Overexertion like this nearly always causes tendonitis, especially in people over 40.
So don’t lose yourself in that new hobby completely! If you love it, obviously you want to be able to do it for a long time.
Be cautious when beginning a new exercise program.
Start with a low number of low-intensity repetitions, and work your way up to heavier loads or higher repetitions.
And always warm up, perhaps by light jogging, before participating in sports.
Another natural tendency is the inclination to “play through the pain” so as to not let down our teammates or not fall behind on our exercise schedules.
These are worthwhile goals, but if you feel a sharp pain in your joints, it will almost certainly get a lot worse unless you stop.
Paying attention to your body, even when it's "just a dull ache" is the best way to make sure to prevent tendonitis and continue doing the physical activities you love for a long time.
With the exception of tennis elbow, which may take a couple of months to heal, most types of tendonitis will heal within about a month if your recovery plan has the following elements:
Immobilization: Items like wrist braces, knee braces, and thumb braces immobilize the joint to prevent further injury, provide compression to decrease swelling, and support the area while the tendon heals.
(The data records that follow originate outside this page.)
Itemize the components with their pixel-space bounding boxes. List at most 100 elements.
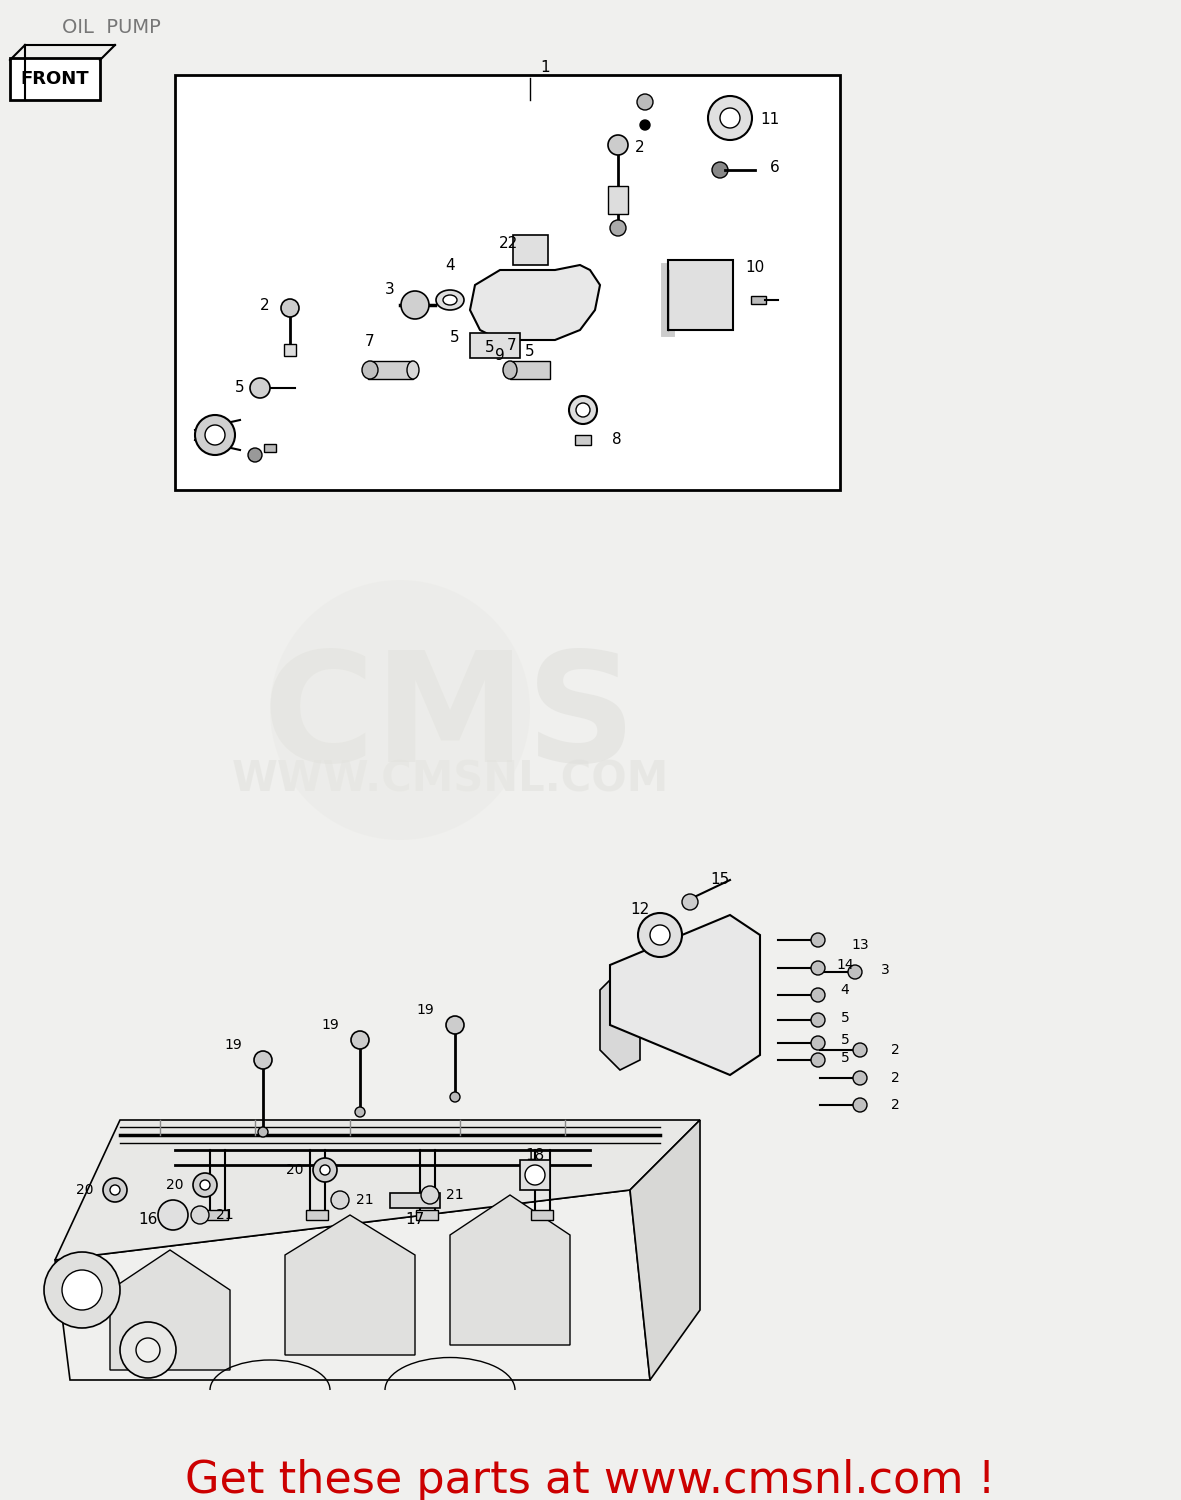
Circle shape	[638, 914, 681, 957]
Circle shape	[44, 1252, 120, 1328]
Bar	[750, 296, 765, 304]
Bar	[520, 1160, 550, 1190]
Ellipse shape	[407, 362, 419, 380]
FancyBboxPatch shape	[9, 58, 100, 100]
Circle shape	[811, 1053, 826, 1066]
Text: 21: 21	[446, 1188, 464, 1202]
Circle shape	[637, 94, 653, 110]
Bar	[513, 236, 548, 266]
Text: 18: 18	[526, 1148, 544, 1162]
Polygon shape	[285, 1215, 415, 1354]
Polygon shape	[56, 1190, 650, 1380]
Circle shape	[707, 96, 752, 140]
Text: OIL  PUMP: OIL PUMP	[61, 18, 161, 38]
Text: 20: 20	[167, 1178, 184, 1192]
Circle shape	[351, 1030, 368, 1048]
Circle shape	[355, 1107, 365, 1118]
Text: 2: 2	[260, 297, 269, 312]
Text: 5: 5	[235, 381, 244, 396]
Circle shape	[191, 1206, 209, 1224]
Bar	[265, 444, 276, 452]
Circle shape	[811, 1013, 826, 1028]
Polygon shape	[629, 1120, 700, 1380]
Circle shape	[254, 1052, 272, 1070]
Text: 5: 5	[841, 1034, 849, 1047]
Circle shape	[61, 1270, 102, 1310]
Text: 15: 15	[711, 873, 730, 888]
Text: 3: 3	[385, 282, 394, 297]
Text: 19: 19	[224, 1038, 242, 1052]
Circle shape	[281, 298, 299, 316]
Text: 3: 3	[881, 963, 889, 976]
Text: 20: 20	[77, 1184, 93, 1197]
Bar	[575, 435, 590, 445]
Text: 6: 6	[770, 160, 779, 176]
Text: 19: 19	[321, 1019, 339, 1032]
Text: 13: 13	[852, 938, 869, 952]
Circle shape	[257, 1126, 268, 1137]
Circle shape	[205, 424, 226, 445]
Circle shape	[248, 448, 262, 462]
Circle shape	[853, 1098, 867, 1112]
Ellipse shape	[363, 362, 378, 380]
Text: 5: 5	[841, 1011, 849, 1025]
Text: 21: 21	[216, 1208, 234, 1222]
Polygon shape	[110, 1250, 230, 1370]
Circle shape	[811, 962, 826, 975]
Bar	[175, 75, 840, 491]
Text: 11: 11	[761, 112, 779, 128]
Text: 7: 7	[365, 334, 374, 350]
Circle shape	[611, 220, 626, 236]
Circle shape	[640, 120, 650, 130]
Text: 16: 16	[138, 1212, 158, 1227]
Circle shape	[250, 378, 270, 398]
Circle shape	[110, 1185, 120, 1196]
Bar	[283, 344, 296, 355]
Text: FRONT: FRONT	[21, 70, 90, 88]
Bar	[367, 362, 412, 380]
Circle shape	[200, 1180, 210, 1190]
Bar	[667, 260, 732, 330]
Circle shape	[811, 988, 826, 1002]
Circle shape	[681, 894, 698, 910]
Circle shape	[848, 964, 862, 980]
Text: 5: 5	[526, 345, 535, 360]
Text: 5: 5	[450, 330, 459, 345]
Circle shape	[811, 933, 826, 946]
Text: 4: 4	[841, 982, 849, 998]
Circle shape	[195, 416, 235, 454]
Circle shape	[608, 135, 628, 154]
Circle shape	[320, 1166, 329, 1174]
Circle shape	[331, 1191, 350, 1209]
Circle shape	[450, 1092, 461, 1102]
Text: CMS: CMS	[263, 645, 637, 795]
Circle shape	[313, 1158, 337, 1182]
Polygon shape	[470, 266, 600, 340]
Bar	[416, 1210, 438, 1219]
Bar	[510, 362, 550, 380]
Bar	[306, 1210, 328, 1219]
Text: 20: 20	[286, 1162, 304, 1178]
Circle shape	[712, 162, 727, 178]
Text: WWW.CMSNL.COM: WWW.CMSNL.COM	[231, 759, 668, 801]
Polygon shape	[450, 1196, 570, 1346]
Circle shape	[853, 1042, 867, 1058]
Text: 2: 2	[635, 141, 645, 156]
Text: 5: 5	[841, 1052, 849, 1065]
Bar	[205, 1210, 228, 1219]
Text: 1: 1	[540, 60, 550, 75]
Circle shape	[569, 396, 598, 424]
Circle shape	[650, 926, 670, 945]
Polygon shape	[600, 970, 640, 1070]
Text: 22: 22	[498, 236, 517, 250]
Text: 12: 12	[631, 903, 650, 918]
Circle shape	[270, 580, 530, 840]
Polygon shape	[56, 1120, 700, 1260]
Circle shape	[720, 108, 740, 128]
Text: 4: 4	[445, 258, 455, 273]
Circle shape	[193, 1173, 217, 1197]
Bar	[390, 1192, 441, 1208]
Text: 5: 5	[485, 339, 495, 354]
Text: 2: 2	[890, 1071, 900, 1084]
Circle shape	[120, 1322, 176, 1378]
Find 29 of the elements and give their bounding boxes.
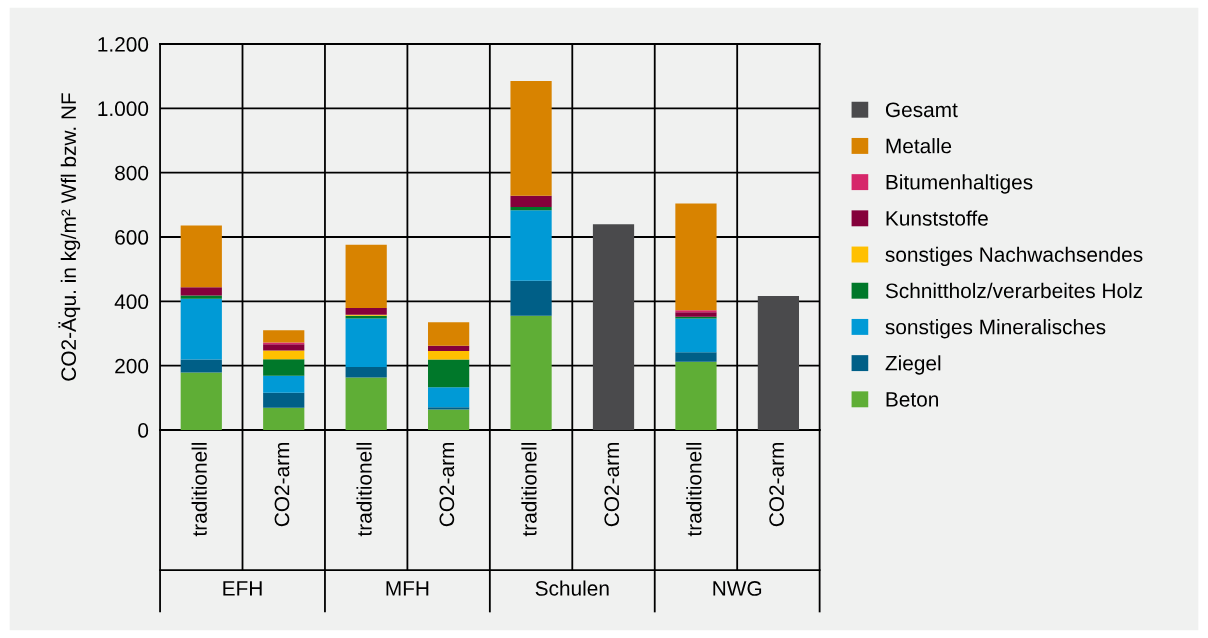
y-tick-label: 600 — [115, 230, 149, 245]
x-tick-label: CO2-arm — [439, 442, 455, 527]
legend-label: Bitumenhaltiges — [886, 174, 1033, 194]
legend-label: sonstiges Nachwachsendes — [885, 246, 1143, 267]
legend-label: Gesamt — [885, 102, 958, 118]
x-tick-label: traditionell — [191, 442, 207, 537]
text: NWG — [713, 581, 762, 596]
legend-label: Metalle — [886, 138, 952, 154]
legend-label: Kunststoffe — [886, 210, 988, 226]
legend-label: sonstiges Mineralisches — [885, 319, 1106, 339]
legend-label: Schnittholz/verarbeites Holz — [885, 282, 1143, 299]
x-tick-label: traditionell — [521, 442, 537, 537]
text: MFH — [386, 581, 429, 596]
x-tick-label: CO2-arm — [274, 442, 290, 527]
x-tick-label: CO2-arm — [769, 442, 784, 527]
text: Schulen — [535, 580, 609, 596]
y-tick-label: 400 — [114, 294, 149, 310]
x-tick-label: CO2-arm — [604, 442, 620, 527]
y-tick-label: 1.200 — [98, 37, 149, 52]
y-tick-label: 0 — [138, 423, 149, 438]
x-tick-label: traditionell — [686, 442, 702, 537]
legend-label: Beton — [886, 392, 938, 407]
y-axis-title: CO2-Äqu. in kg/m² Wfl bzw. NF — [58, 93, 81, 381]
legend-label: Ziegel — [885, 355, 941, 375]
y-tick-label: 800 — [115, 165, 149, 181]
x-tick-label: traditionell — [356, 442, 372, 537]
y-tick-label: 200 — [115, 358, 149, 374]
text: EFH — [223, 581, 262, 596]
y-tick-label: 1.000 — [98, 101, 149, 117]
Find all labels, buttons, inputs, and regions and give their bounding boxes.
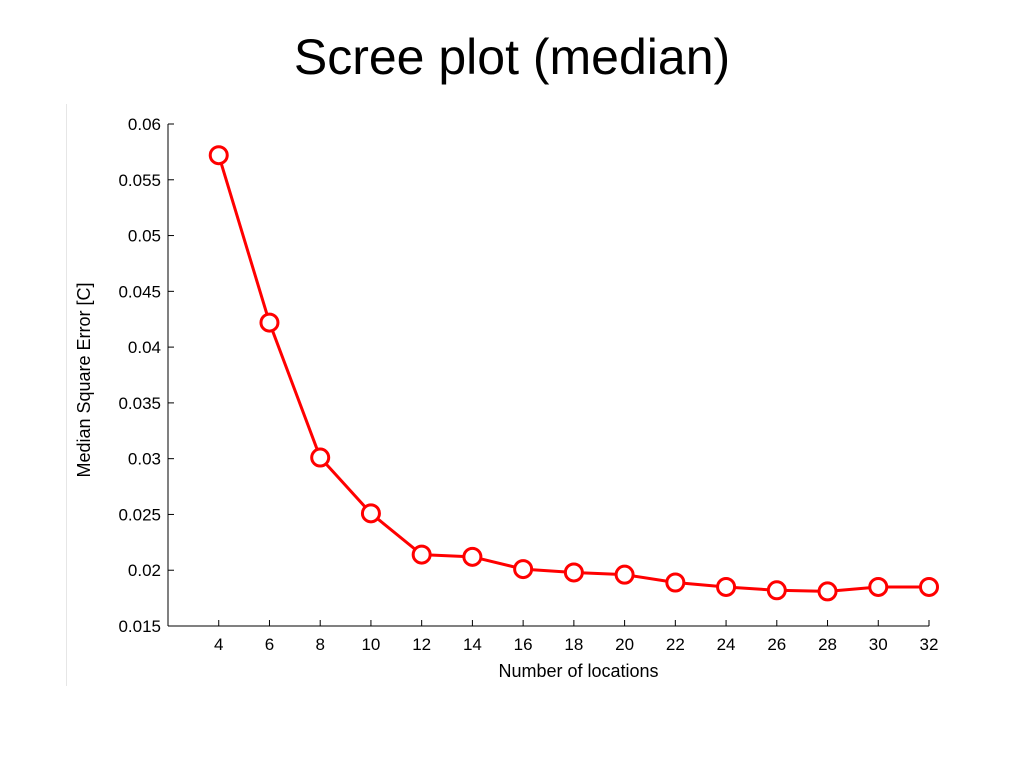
data-point bbox=[513, 559, 534, 580]
x-tick-label: 24 bbox=[717, 635, 736, 654]
data-point bbox=[259, 312, 280, 333]
x-tick-label: 28 bbox=[818, 635, 837, 654]
x-tick-label: 10 bbox=[361, 635, 380, 654]
data-point bbox=[208, 145, 229, 166]
y-tick-label: 0.045 bbox=[118, 282, 161, 301]
data-point bbox=[817, 581, 838, 602]
data-point bbox=[310, 447, 331, 468]
x-tick-label: 20 bbox=[615, 635, 634, 654]
data-point bbox=[868, 576, 889, 597]
x-tick-label: 14 bbox=[463, 635, 482, 654]
data-point bbox=[766, 580, 787, 601]
y-tick-label: 0.05 bbox=[128, 227, 161, 246]
figure-border bbox=[66, 104, 67, 686]
y-tick-label: 0.02 bbox=[128, 561, 161, 580]
x-tick-label: 26 bbox=[767, 635, 786, 654]
data-point bbox=[462, 546, 483, 567]
x-tick-label: 8 bbox=[315, 635, 324, 654]
y-tick-label: 0.055 bbox=[118, 171, 161, 190]
x-tick-label: 12 bbox=[412, 635, 431, 654]
slide-title: Scree plot (median) bbox=[293, 29, 731, 85]
chart-axes: 0.015 0.02 0.025 0.03 0.035 0.04 0.045 0.05 0.05… bbox=[118, 115, 938, 654]
data-point bbox=[614, 564, 635, 585]
x-tick-label: 6 bbox=[265, 635, 274, 654]
x-tick-label: 4 bbox=[214, 635, 223, 654]
x-tick-label: 18 bbox=[564, 635, 583, 654]
y-axis-label: Median Square Error [C] bbox=[74, 282, 94, 477]
y-tick-label: 0.06 bbox=[128, 115, 161, 134]
chart-series bbox=[208, 145, 939, 602]
data-point bbox=[919, 576, 939, 597]
data-point bbox=[665, 572, 686, 593]
data-point bbox=[563, 562, 584, 583]
data-point bbox=[716, 576, 737, 597]
x-axis-label: Number of locations bbox=[498, 661, 658, 681]
x-tick-label: 16 bbox=[514, 635, 533, 654]
y-tick-label: 0.03 bbox=[128, 450, 161, 469]
y-tick-label: 0.025 bbox=[118, 505, 161, 524]
y-tick-label: 0.035 bbox=[118, 394, 161, 413]
x-tick-label: 32 bbox=[920, 635, 939, 654]
data-point bbox=[360, 503, 381, 524]
y-tick-label: 0.04 bbox=[128, 338, 161, 357]
data-point bbox=[411, 544, 432, 565]
series-line bbox=[217, 154, 929, 593]
y-tick-label: 0.015 bbox=[118, 617, 161, 636]
x-tick-label: 30 bbox=[869, 635, 888, 654]
x-tick-label: 22 bbox=[666, 635, 685, 654]
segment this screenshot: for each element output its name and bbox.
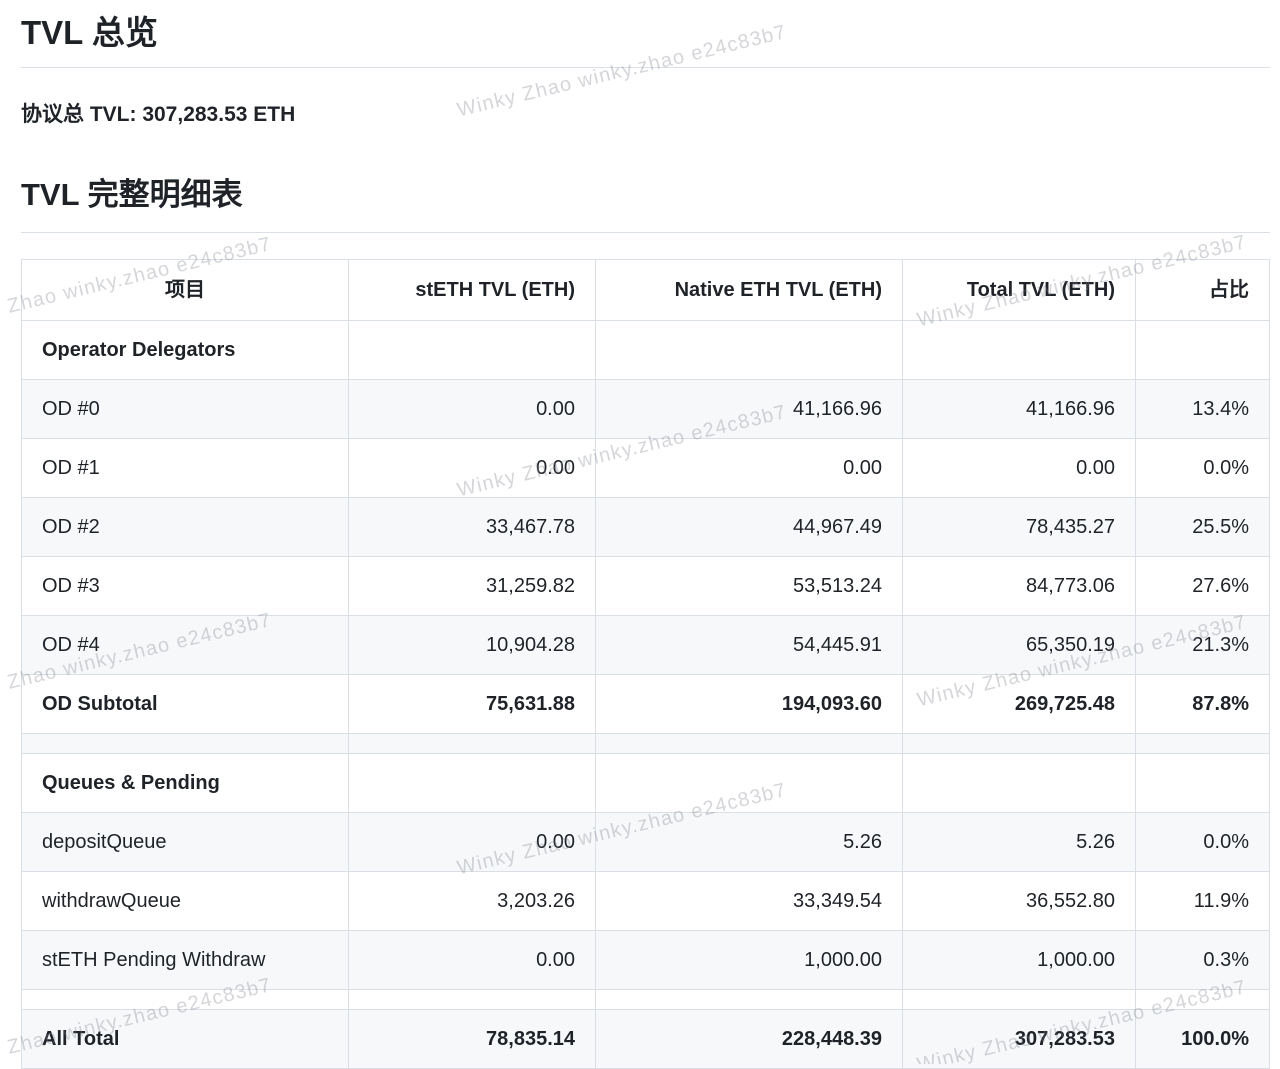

Ice: Fifteen to twenty minutes of cold therapy a day will not only reduce inflammation and swelling, but also relieve pain.
Do not resume previous activities until the injury is 100 percent healed, but after about the first two weeks of recovery, it may be okay to use the joint a little, perhaps by exercising it to speed healing.
In sum, you have the power to both prevent and overcome the different types of tendonitis.
Just be smart, listen to your body, and make sure to take adequate recovery time between physical bouts to let the body heal. Switching up what you do for workouts daily will be a simple and effective strategy to do just that!
And as always, consult a physician if you believe you are having symptoms of tendonitis to determine the best treatment protocol for you.